The second paper is from back in 2005 and uses oldskool Agda, not Agda2, and came out pretty close to the paper I mentioned last night that uses coinduction to embed general recursive functions. Something I'm still turning around in my head it's cool for them to use Maybe as a monad for partiality when, as discussed in Capretta's paper, that's not really sound because it allows you to "decide" whether or not programs terminate which means that you can't really be talking about the computable functions. Maybe I'm just missing something? In any case, I need to look and see if people have tried to extend/update this translation for Agda2 since it actually has coinduction. One thing that bothers me a little is that I can't find them explain their restrictions on Haskell datatypes that are allowed. Clearly they can't shallowly embed all Haskell types, because then you'd have a copy of the untyped lambda calc as a type in Agda which is just a little unsound logically.

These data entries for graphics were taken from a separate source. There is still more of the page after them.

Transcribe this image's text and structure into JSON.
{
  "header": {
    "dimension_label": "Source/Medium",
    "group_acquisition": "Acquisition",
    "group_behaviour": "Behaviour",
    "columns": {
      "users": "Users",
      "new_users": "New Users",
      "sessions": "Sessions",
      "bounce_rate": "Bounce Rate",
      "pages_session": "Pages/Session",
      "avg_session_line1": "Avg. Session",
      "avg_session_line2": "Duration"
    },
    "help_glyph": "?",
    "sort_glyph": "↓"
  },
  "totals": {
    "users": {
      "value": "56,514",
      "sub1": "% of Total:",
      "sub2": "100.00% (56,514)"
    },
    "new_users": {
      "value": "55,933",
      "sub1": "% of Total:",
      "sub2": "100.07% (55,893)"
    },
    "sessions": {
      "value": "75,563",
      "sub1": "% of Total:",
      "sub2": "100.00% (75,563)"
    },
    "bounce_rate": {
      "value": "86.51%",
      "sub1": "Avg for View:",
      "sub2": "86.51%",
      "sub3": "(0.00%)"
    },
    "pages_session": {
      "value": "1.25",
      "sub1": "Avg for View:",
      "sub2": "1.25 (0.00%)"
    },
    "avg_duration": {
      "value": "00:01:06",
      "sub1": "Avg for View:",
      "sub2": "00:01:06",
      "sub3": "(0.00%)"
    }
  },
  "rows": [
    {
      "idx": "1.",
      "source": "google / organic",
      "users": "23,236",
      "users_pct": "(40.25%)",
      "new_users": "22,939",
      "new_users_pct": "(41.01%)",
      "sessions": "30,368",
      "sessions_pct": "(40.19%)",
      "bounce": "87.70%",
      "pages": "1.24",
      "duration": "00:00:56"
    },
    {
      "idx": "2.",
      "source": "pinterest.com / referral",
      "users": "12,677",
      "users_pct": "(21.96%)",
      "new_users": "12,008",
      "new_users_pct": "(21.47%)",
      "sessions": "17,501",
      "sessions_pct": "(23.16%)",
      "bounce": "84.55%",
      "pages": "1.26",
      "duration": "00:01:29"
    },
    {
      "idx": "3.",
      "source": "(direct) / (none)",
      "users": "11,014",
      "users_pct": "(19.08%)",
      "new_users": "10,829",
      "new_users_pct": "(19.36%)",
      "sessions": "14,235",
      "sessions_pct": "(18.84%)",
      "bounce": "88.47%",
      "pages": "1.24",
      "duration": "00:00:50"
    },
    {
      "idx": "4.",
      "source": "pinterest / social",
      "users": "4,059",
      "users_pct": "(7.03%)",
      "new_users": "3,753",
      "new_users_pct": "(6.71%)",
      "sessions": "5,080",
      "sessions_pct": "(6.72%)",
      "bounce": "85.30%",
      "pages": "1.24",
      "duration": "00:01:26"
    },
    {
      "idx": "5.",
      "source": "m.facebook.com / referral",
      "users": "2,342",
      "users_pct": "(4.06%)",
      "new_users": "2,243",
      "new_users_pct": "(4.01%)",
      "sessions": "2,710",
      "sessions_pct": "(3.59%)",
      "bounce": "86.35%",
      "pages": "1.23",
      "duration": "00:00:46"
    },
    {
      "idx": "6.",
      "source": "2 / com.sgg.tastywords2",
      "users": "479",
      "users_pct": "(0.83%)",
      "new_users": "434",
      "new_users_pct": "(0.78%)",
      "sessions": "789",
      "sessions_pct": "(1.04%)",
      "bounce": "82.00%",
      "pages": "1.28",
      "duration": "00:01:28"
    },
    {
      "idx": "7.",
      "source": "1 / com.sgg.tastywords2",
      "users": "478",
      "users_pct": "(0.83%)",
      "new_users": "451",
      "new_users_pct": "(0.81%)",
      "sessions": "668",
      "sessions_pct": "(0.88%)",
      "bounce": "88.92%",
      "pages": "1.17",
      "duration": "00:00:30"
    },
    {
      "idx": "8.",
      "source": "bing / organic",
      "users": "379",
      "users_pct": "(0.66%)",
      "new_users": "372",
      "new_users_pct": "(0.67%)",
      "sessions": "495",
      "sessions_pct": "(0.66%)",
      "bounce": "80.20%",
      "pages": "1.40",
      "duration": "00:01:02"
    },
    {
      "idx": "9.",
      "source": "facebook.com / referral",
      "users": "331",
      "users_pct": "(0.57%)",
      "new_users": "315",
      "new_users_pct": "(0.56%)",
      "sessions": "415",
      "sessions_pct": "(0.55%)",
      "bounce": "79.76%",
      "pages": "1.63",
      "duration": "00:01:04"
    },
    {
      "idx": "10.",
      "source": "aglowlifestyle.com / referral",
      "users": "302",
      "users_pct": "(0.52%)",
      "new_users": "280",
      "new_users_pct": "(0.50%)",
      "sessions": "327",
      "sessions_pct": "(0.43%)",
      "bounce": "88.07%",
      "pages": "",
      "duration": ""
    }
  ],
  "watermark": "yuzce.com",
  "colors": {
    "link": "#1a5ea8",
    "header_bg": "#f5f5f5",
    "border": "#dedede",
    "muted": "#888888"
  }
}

There's some other things that I was thinking about and working on today - mostly picking up some pieces about the idea of a Pointed typeclass and thinking about how one would automatically translate a set of definitions for Haskell/Habit typeclasses into inductive universes in type theory. It seems a bit better than System F dictionaries...but that's just a gut feeling. I actually need to read about such translations a bit more. 

Tomorrow will, hopefully, really be about logical relations. :-p

* Yes, in Haskell things are a bit conflated between induction and coinduction because initial algebras and terminal coalgebras are the same thing in most models of Haskell-ish systems in categories of complete partial orders.